Analysts have remained cautious over the past two weeks even as the market pushed higher since other rallies that looked like they could signal a market bottom have crumbled in the past year.

From late November until early January stocks rose 20 percent only to fall to new lows as fears grew about the health of the nation’s biggest banks and the prospects for the economy.

Market veterans say some skepticism among investors is healthy. They are also reassured by the step-stool approach the market has shown in recent weeks as big gains are followed by more modest moves. That gives traders time to make more reasoned assesments without simply diving into a market for fear of missing a big rally.

Investors also can expect some money managers will want to be doing some buying with the March 31 end to the first quarter approaching. Even with the recent gains stocks are still down by about half from their highs in October 2007.

While many traders contend a market bounce had been overdue after what felt like months of relentless selling there are others who say the underpinnings of the economy remain too weak to justify a sustained recovery.

The unemployment rate stands at 8.1 percent, its highest level since the wrenching recession of the early 1980s. And businesses and consumers alike are struggling to pay down big debts. Many consumers who aren’t hurting are still cutting back. That is fanning worries that the economy will only continue to shrink.

Some investors still bought into the rally in the past two weeks. As of midweek, investors had funneled $12 billion over the prior seven days into mutual funds that focus on U.S. stocks. That compares with $14.3 billion they pulled from these funds a week earlier, according to TrimTabs Investment Research.

Not all investors are willing to hold bets that troubled parts of the economy will soon recover. On Thursday and Friday, the financial stocks that led the latest rally pulled the market lower.

General Electric Co. tumbled Friday after several analysts lowered their earnings forecasts following the conglomerate’s statements a day earlier that its finance arm could just break even this year because of the weak economy.

The company often trades like a bank stock because GE Capital makes a variety of loans for credit cards, real estate and big equipment.

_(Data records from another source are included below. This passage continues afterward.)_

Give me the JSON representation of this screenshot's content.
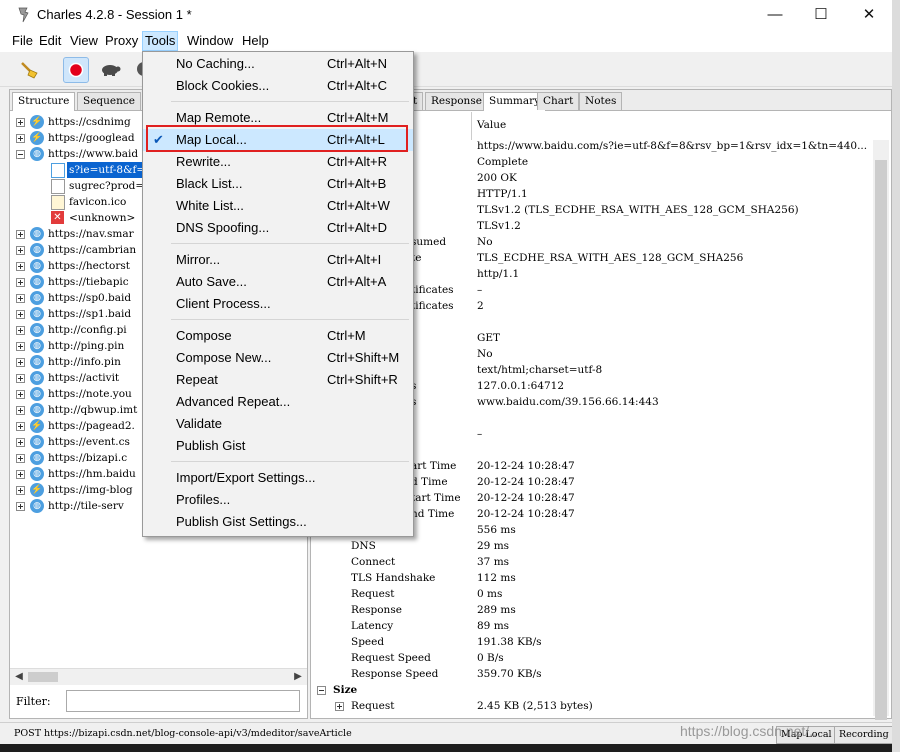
{
  "window": {
    "title": "Charles 4.2.8 - Session 1 *",
    "controls": {
      "minimize": "—",
      "maximize": "☐",
      "close": "✕"
    }
  },
  "menubar": [
    "File",
    "Edit",
    "View",
    "Proxy",
    "Tools",
    "Window",
    "Help"
  ],
  "tools_menu": {
    "items": [
      {
        "label": "No Caching...",
        "shortcut": "Ctrl+Alt+N"
      },
      {
        "label": "Block Cookies...",
        "shortcut": "Ctrl+Alt+C"
      },
      {
        "label": "Map Remote...",
        "shortcut": "Ctrl+Alt+M"
      },
      {
        "label": "Map Local...",
        "shortcut": "Ctrl+Alt+L",
        "checked": true,
        "highlighted": true
      },
      {
        "label": "Rewrite...",
        "shortcut": "Ctrl+Alt+R"
      },
      {
        "label": "Black List...",
        "shortcut": "Ctrl+Alt+B"
      },
      {
        "label": "White List...",
        "shortcut": "Ctrl+Alt+W"
      },
      {
        "label": "DNS Spoofing...",
        "shortcut": "Ctrl+Alt+D"
      },
      {
        "label": "Mirror...",
        "shortcut": "Ctrl+Alt+I"
      },
      {
        "label": "Auto Save...",
        "shortcut": "Ctrl+Alt+A"
      },
      {
        "label": "Client Process...",
        "shortcut": ""
      },
      {
        "label": "Compose",
        "shortcut": "Ctrl+M"
      },
      {
        "label": "Compose New...",
        "shortcut": "Ctrl+Shift+M"
      },
      {
        "label": "Repeat",
        "shortcut": "Ctrl+Shift+R"
      },
      {
        "label": "Advanced Repeat...",
        "shortcut": ""
      },
      {
        "label": "Validate",
        "shortcut": ""
      },
      {
        "label": "Publish Gist",
        "shortcut": ""
      },
      {
        "label": "Import/Export Settings...",
        "shortcut": ""
      },
      {
        "label": "Profiles...",
        "shortcut": ""
      },
      {
        "label": "Publish Gist Settings...",
        "shortcut": ""
      }
    ]
  },
  "left_panel": {
    "tabs": [
      "Structure",
      "Sequence"
    ],
    "tree": [
      {
        "label": "https://csdnimg",
        "type": "host"
      },
      {
        "label": "https://googlead",
        "type": "host"
      },
      {
        "label": "https://www.baid",
        "type": "host",
        "expanded": true
      },
      {
        "label": "s?ie=utf-8&f=8",
        "type": "req",
        "selected": true
      },
      {
        "label": "sugrec?prod=",
        "type": "file"
      },
      {
        "label": "favicon.ico",
        "type": "file"
      },
      {
        "label": "<unknown>",
        "type": "error"
      },
      {
        "label": "https://nav.smar",
        "type": "host"
      },
      {
        "label": "https://cambrian",
        "type": "host"
      },
      {
        "label": "https://hectorst",
        "type": "host"
      },
      {
        "label": "https://tiebapic",
        "type": "host"
      },
      {
        "label": "https://sp0.baid",
        "type": "host"
      },
      {
        "label": "https://sp1.baid",
        "type": "host"
      },
      {
        "label": "http://config.pi",
        "type": "host"
      },
      {
        "label": "http://ping.pin",
        "type": "host"
      },
      {
        "label": "http://info.pin",
        "type": "host"
      },
      {
        "label": "https://activit",
        "type": "host"
      },
      {
        "label": "https://note.you",
        "type": "host"
      },
      {
        "label": "http://qbwup.imt",
        "type": "host"
      },
      {
        "label": "https://pagead2.",
        "type": "host"
      },
      {
        "label": "https://event.cs",
        "type": "host"
      },
      {
        "label": "https://bizapi.c",
        "type": "host"
      },
      {
        "label": "https://hm.baidu",
        "type": "host"
      },
      {
        "label": "https://img-blog",
        "type": "host"
      },
      {
        "label": "http://tile-serv",
        "type": "host"
      }
    ],
    "filter_label": "Filter:",
    "filter_value": ""
  },
  "right_panel": {
    "tabs": [
      "t",
      "Response",
      "Summary",
      "Chart",
      "Notes"
    ],
    "column_value": "Value",
    "rows": [
      {
        "name": "",
        "value": "https://www.baidu.com/s?ie=utf-8&f=8&rsv_bp=1&rsv_idx=1&tn=440..."
      },
      {
        "name": "",
        "value": "Complete"
      },
      {
        "name": "",
        "value": "200 OK"
      },
      {
        "name": "",
        "value": "HTTP/1.1"
      },
      {
        "name": "",
        "value": "TLSv1.2 (TLS_ECDHE_RSA_WITH_AES_128_GCM_SHA256)"
      },
      {
        "name": "",
        "value": "TLSv1.2"
      },
      {
        "name": "sumed",
        "value": "No"
      },
      {
        "name": "te",
        "value": "TLS_ECDHE_RSA_WITH_AES_128_GCM_SHA256"
      },
      {
        "name": "",
        "value": "http/1.1"
      },
      {
        "name": "tificates",
        "value": "–"
      },
      {
        "name": "tificates",
        "value": "2"
      },
      {
        "name": "",
        "value": ""
      },
      {
        "name": "",
        "value": "GET"
      },
      {
        "name": "",
        "value": "No"
      },
      {
        "name": "",
        "value": "text/html;charset=utf-8"
      },
      {
        "name": "s",
        "value": "127.0.0.1:64712"
      },
      {
        "name": "s",
        "value": "www.baidu.com/39.156.66.14:443"
      },
      {
        "name": "",
        "value": ""
      },
      {
        "name": "",
        "value": "–"
      },
      {
        "name": "",
        "value": ""
      },
      {
        "name": "art Time",
        "value": "20-12-24 10:28:47"
      },
      {
        "name": "d Time",
        "value": "20-12-24 10:28:47"
      },
      {
        "name": "tart Time",
        "value": "20-12-24 10:28:47"
      },
      {
        "name": "nd Time",
        "value": "20-12-24 10:28:47"
      },
      {
        "name": "",
        "value": "556 ms"
      },
      {
        "name": "DNS",
        "value": "29 ms"
      },
      {
        "name": "Connect",
        "value": "37 ms"
      },
      {
        "name": "TLS Handshake",
        "value": "112 ms"
      },
      {
        "name": "Request",
        "value": "0 ms"
      },
      {
        "name": "Response",
        "value": "289 ms"
      },
      {
        "name": "Latency",
        "value": "89 ms"
      },
      {
        "name": "Speed",
        "value": "191.38 KB/s"
      },
      {
        "name": "Request Speed",
        "value": "0 B/s"
      },
      {
        "name": "Response Speed",
        "value": "359.70 KB/s"
      },
      {
        "name": "Size",
        "value": ""
      },
      {
        "name": "Request",
        "value": "2.45 KB (2,513 bytes)"
      }
    ]
  },
  "statusbar": {
    "text": "POST https://bizapi.csdn.net/blog-console-api/v3/mdeditor/saveArticle",
    "map_local": "Map Local",
    "recording": "Recording"
  },
  "watermark": "https://blog.csdn.net/..."
}
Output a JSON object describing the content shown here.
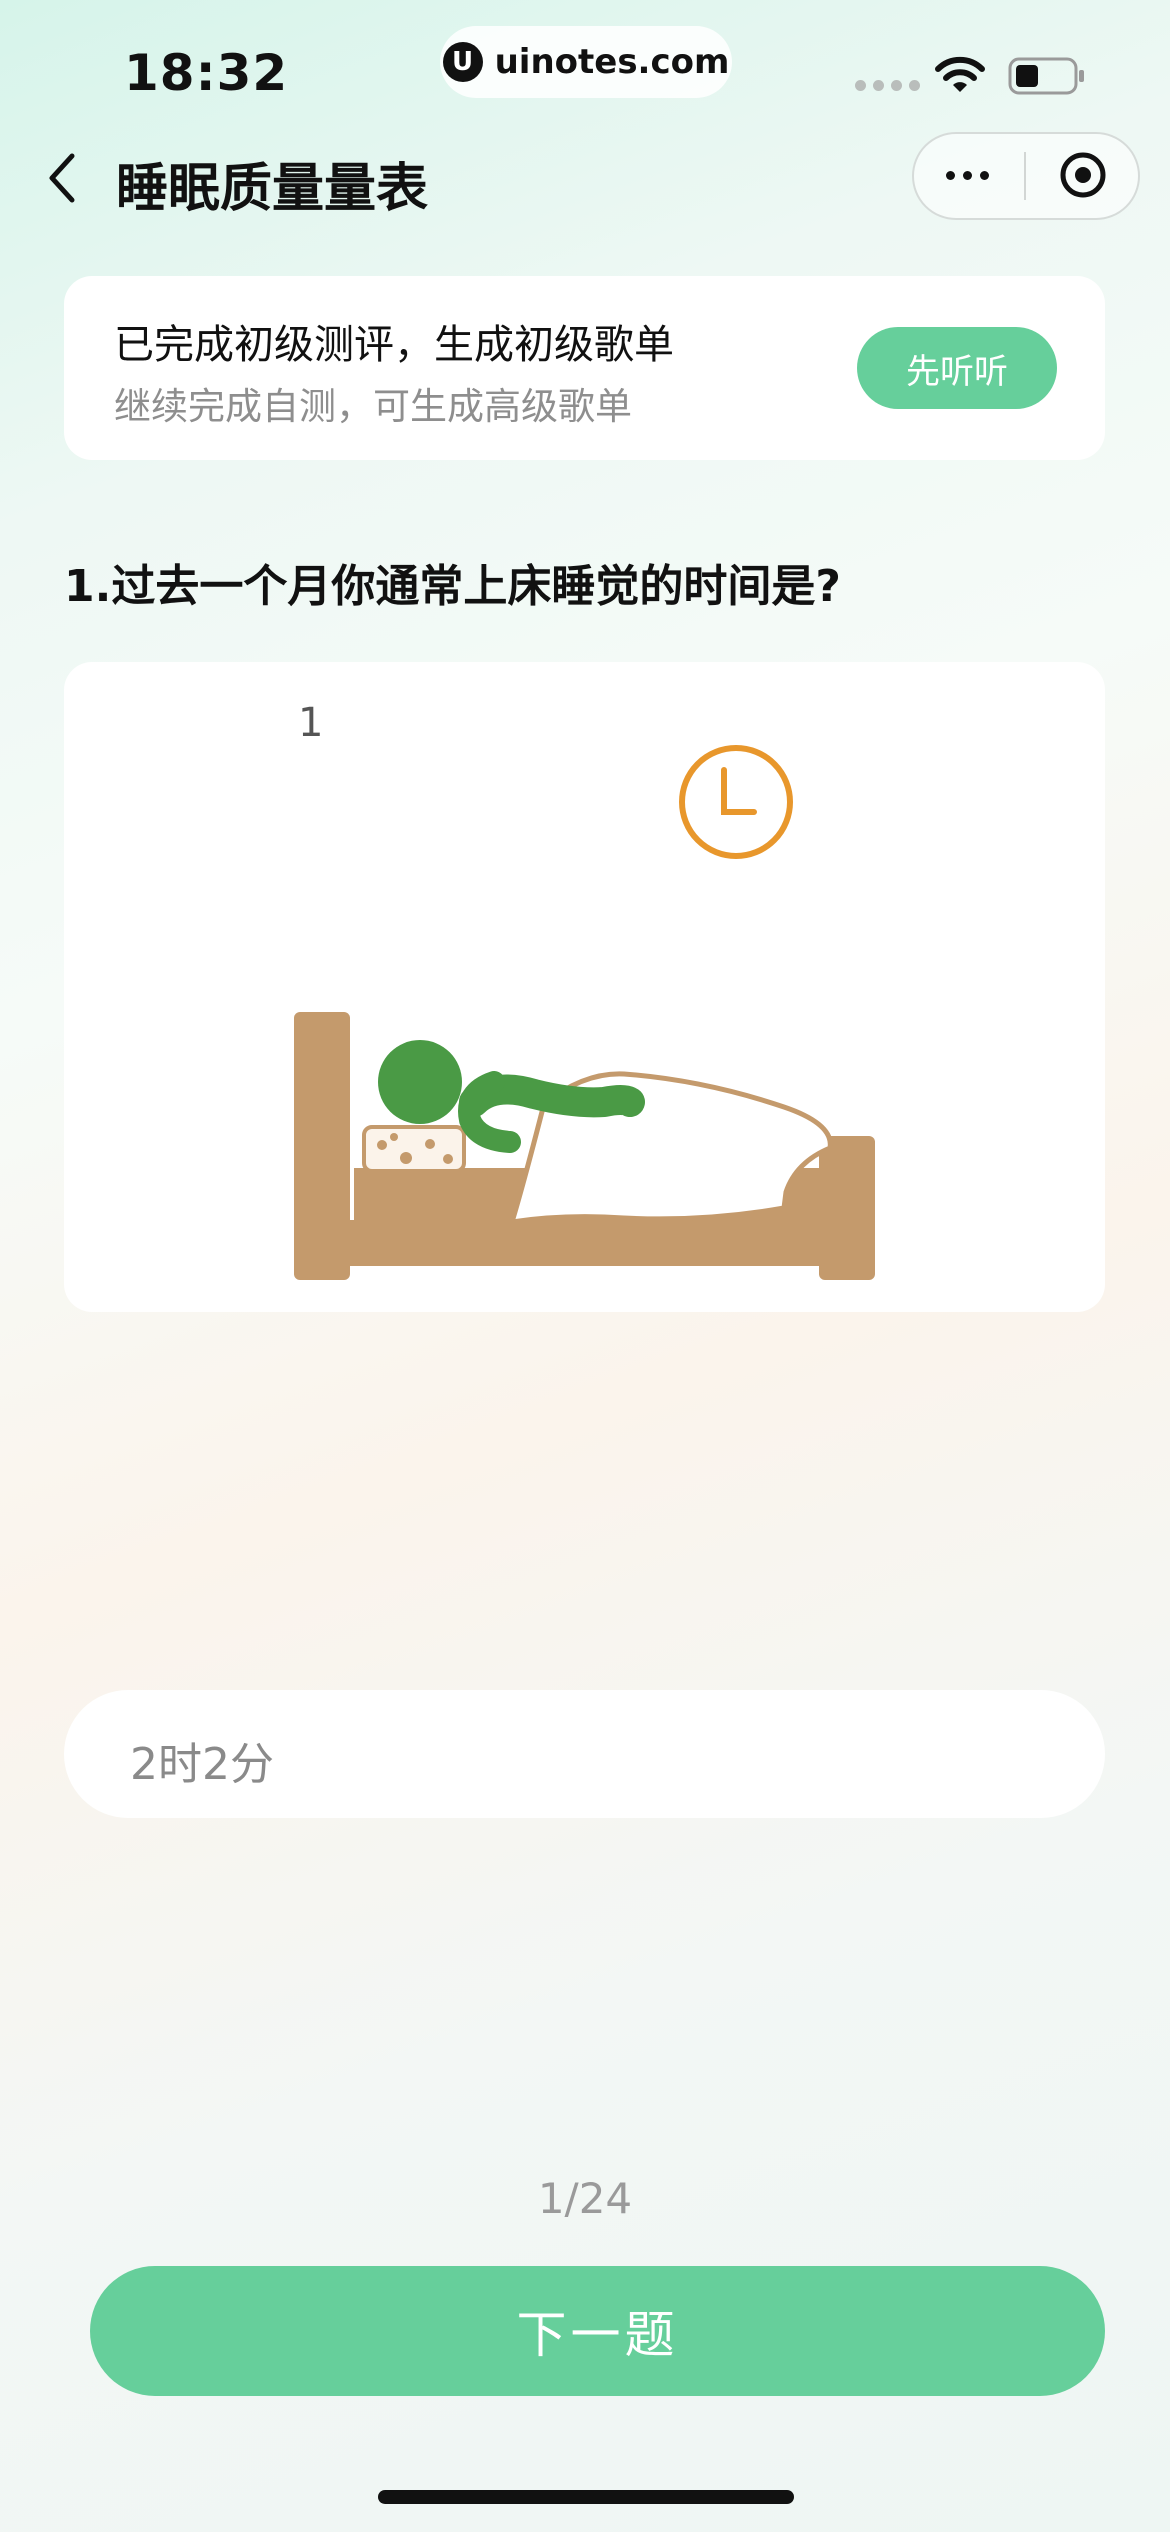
{
  "status_bar": {
    "time": "18:32",
    "url": "uinotes.com",
    "url_logo": "U"
  },
  "nav": {
    "title": "睡眠质量量表",
    "back_icon": "chevron-left-icon",
    "more_icon": "more-dots-icon",
    "close_icon": "target-close-icon"
  },
  "banner": {
    "title": "已完成初级测评，生成初级歌单",
    "subtitle": "继续完成自测，可生成高级歌单",
    "button": "先听听"
  },
  "question": {
    "text": "1.过去一个月你通常上床睡觉的时间是?",
    "image_number": "1"
  },
  "answer": {
    "value": "2时2分"
  },
  "footer": {
    "progress": "1/24",
    "next_button": "下一题"
  },
  "colors": {
    "accent": "#66cf9b",
    "clock": "#e8972c",
    "bed": "#c49a6c",
    "figure": "#4a9a45"
  }
}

GE fell 82 cents, or 8.1 percent, to $9.31.

Citigroup Inc. said it was shifting Edward Kelly, the former head of global banking for Citi Private Bank, to the role of chief financial officer, and naming Gary Crittenden, who has been CFO, as chairman of Citi Holdings. Citi Holdings is the portion of Citigroup that holds the bank’s riskiest assets. Citi fell 8 cents, or 3.1 percent, to $2.52.

Other parts of the economy remain a worry. FedEx Corp. fell $3.53, or 7.8 percent, to $41.57 after this week posted a 75 percent plunge in its quarterly profit because of weak demand. Investors often look to the package delivery company as an indicator of demand in the overall economy.

Overseas, Britain’s FTSE 100 rose 0.7 percent, Germany’s DAX index rose 0.6 percent, and France’s CAC-40 rose 0.5 percent. Japan’s stock market was closed for a holiday.